Der russische Präsident Wladimir Putin sagte nach der erzwungenen Landung einen geplanten Besuch in der Türkei ab. Er sollte am 14. Oktober nach Ankara fahren und sich dort mit Erdogan zu Gesprächen über Syrien und den Handel zwischen Russland und der Türkei treffen, der dieses Jahr vermutlich ein Volumen von 35 Milliarden Dollar erreichen wird. Die russische Tageszeitung Wedomosti berichtete, laut einer anonymen Informationsquelle aus dem Kreml fürchte Putin, es könnte „missverstanden“ werden, wenn er nur einen der beiden Antagonisten in dem eskalierenden türkisch-syrischen Konflikt besucht.

RIA Nowosti zitierte eine nicht genannte Quelle aus einem der russischen Geheimdienste, laut dem Moskau den Verdacht hat, dass die provokante Handlung der Türkei von Washington in die Wege geleitet worden war. Informationen über die Fracht des Flugzeuges würde vermutlich von amerikanischen Quellen kommen, die die Kommunikation zwischen Moskau und Damaskus abgehört und entschlüsselt hätten. „Der türkische Geheimdienst hat einfach keine anderen Quellen“, erklärte er.

Die türkische Provokation gegen das syrische Passagierflugzeug kam zu einer Zeit, in der beide Länder am Rande eines Krieges stehen. Die Türkei feuert als Reaktion auf versprengte Geschosse aus den Kämpfen zwischen syrischen Regierungstruppen und den „Rebellen“ an der Grenze regelmäßig mit Artillerie nach Syrien. Am 3. Oktober traf eines der Geschosse aus Syrien ein Wohngebäude in der türkischen Grenzstadt Akcakale, wobei fünf Menschen starben. Die Türkei reagierte mit einem Gegenschlag.

Die Geschosse von der syrischen Seite der Grenze könnten auch von den sogenannten „Rebellen“ abgefeuert worden sein, um eine türkische Intervention zu provozieren. Wenn das stimmt, wurden sie vermutlich von der türkischen Regierung geliefert, die zusammen mit den USA, Saudi-Arabien und Katar die Milizen bewaffnet, ausbildet und unterstützt, die Assad stürzen wollen.

Am Freitag dementierten türkische Vertreter Medienberichte, laut denen amerikanische und französische Spezialkräfte in der Türkei nahe der syrischen Grenze eingesetzt worden sind, um die Rebellen zu trainieren und auszurüsten.

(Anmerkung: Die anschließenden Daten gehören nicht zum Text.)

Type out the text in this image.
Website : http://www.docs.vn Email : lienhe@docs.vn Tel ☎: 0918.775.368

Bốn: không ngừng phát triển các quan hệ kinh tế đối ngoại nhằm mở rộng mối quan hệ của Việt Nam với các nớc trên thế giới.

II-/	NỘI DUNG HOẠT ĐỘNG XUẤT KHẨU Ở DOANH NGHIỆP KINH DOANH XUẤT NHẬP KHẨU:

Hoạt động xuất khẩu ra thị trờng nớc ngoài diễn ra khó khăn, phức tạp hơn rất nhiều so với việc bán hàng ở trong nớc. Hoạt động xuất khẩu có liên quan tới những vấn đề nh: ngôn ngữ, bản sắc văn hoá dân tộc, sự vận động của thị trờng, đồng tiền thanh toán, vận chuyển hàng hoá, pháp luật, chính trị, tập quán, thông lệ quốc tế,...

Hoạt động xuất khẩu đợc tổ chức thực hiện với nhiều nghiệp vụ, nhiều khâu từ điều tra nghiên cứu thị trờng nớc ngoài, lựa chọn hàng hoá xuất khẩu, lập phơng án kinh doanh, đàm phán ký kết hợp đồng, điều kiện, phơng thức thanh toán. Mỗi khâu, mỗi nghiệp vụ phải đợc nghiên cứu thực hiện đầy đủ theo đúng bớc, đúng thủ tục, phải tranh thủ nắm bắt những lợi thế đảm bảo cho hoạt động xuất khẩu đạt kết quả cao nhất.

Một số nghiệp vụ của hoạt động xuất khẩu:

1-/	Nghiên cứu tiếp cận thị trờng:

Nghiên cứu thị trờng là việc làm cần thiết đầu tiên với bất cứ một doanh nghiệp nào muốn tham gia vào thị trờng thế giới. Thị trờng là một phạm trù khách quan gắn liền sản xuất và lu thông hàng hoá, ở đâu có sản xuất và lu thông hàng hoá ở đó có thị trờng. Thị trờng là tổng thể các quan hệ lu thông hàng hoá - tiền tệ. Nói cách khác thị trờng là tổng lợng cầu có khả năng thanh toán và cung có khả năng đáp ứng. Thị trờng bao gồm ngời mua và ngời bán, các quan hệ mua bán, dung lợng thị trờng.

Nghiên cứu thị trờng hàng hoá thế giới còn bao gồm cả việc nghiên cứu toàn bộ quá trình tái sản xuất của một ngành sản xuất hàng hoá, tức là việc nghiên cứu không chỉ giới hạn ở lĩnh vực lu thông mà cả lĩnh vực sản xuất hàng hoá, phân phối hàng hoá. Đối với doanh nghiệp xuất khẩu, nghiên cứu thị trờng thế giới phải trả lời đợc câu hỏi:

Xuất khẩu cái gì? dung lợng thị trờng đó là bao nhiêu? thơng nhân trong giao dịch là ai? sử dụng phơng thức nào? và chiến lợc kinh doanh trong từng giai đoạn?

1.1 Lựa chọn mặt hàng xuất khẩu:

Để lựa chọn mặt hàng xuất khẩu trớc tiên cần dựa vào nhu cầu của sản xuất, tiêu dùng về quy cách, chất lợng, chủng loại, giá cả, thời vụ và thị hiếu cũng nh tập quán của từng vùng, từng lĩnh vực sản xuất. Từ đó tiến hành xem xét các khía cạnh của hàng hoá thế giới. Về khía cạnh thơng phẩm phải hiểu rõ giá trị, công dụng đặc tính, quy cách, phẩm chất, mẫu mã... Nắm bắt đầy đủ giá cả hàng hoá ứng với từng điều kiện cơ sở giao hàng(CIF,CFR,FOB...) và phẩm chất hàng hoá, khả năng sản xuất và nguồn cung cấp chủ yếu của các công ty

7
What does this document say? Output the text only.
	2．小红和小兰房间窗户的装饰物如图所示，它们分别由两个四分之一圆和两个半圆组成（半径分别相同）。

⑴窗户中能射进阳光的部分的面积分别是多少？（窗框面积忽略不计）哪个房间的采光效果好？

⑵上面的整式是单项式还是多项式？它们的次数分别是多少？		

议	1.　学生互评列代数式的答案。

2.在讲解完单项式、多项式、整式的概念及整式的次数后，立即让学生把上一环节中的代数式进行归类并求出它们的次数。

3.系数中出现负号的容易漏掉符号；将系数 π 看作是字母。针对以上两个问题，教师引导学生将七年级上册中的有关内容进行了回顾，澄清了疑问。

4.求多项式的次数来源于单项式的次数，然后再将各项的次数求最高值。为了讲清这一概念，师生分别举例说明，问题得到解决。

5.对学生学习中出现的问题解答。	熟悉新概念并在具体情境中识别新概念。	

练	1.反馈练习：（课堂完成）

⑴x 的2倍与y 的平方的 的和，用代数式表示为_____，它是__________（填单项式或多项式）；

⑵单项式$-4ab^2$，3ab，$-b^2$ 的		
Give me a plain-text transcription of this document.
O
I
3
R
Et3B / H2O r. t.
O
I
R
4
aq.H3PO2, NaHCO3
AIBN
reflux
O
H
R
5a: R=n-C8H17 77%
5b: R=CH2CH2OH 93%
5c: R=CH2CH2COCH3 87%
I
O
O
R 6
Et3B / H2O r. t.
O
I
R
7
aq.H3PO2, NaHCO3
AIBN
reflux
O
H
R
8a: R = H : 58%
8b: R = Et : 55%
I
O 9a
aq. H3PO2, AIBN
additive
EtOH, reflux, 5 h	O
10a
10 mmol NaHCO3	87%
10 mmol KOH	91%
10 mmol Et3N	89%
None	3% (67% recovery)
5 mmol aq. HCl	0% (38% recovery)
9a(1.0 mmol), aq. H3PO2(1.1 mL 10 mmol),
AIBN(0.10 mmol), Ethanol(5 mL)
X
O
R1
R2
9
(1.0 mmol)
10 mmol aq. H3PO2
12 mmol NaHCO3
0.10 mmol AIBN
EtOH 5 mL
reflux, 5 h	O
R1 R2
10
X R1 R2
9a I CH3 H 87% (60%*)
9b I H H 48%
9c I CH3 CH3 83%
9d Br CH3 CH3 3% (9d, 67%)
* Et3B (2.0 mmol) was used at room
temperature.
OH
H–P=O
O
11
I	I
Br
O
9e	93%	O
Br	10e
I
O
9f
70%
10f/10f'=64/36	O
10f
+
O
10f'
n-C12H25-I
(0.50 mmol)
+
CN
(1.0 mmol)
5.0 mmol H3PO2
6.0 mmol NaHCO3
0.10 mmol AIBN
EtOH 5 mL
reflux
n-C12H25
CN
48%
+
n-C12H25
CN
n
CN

„Laut Sicherheitskräften befanden sich amerikanische und französische Spezialkräfte seit Wochen auf dem Luftwaffenstützpunkt Incirlik im Süden der Türkei“, schrieb die Londoner Times am Donnerstag. „Seit Frühsommer war der Nato-Stützpunkt ein Nervenzentrum der westlichen Nationen und ihrer regionalen Verbündeten. Agenten aus Saudi-Arabien und Katar befinden sich ebenfalls dort und sind damit beschäftigt, Waffen und Geld an die Rebellen zu liefern.“

Der Bericht erscheint nur ein paar Tage nachdem die New York Times enthüllt hat, dass das Pentagon nur 35 Meilen von der syrischen Grenze entfernt einen Stützpunkt in Jordanien eingerichtet hat. Dort halten sich über 150 „Kriegsplaner“ auf, die meisten davon Spezialeinheiten.

Die türkischen und die jordanischen Behörden leugneten, dass an diesem Bericht etwas Wahres sei, allerdings wurde er durch das Pentagon und US-Verteidigungsminister Leon Panetta bestätigt.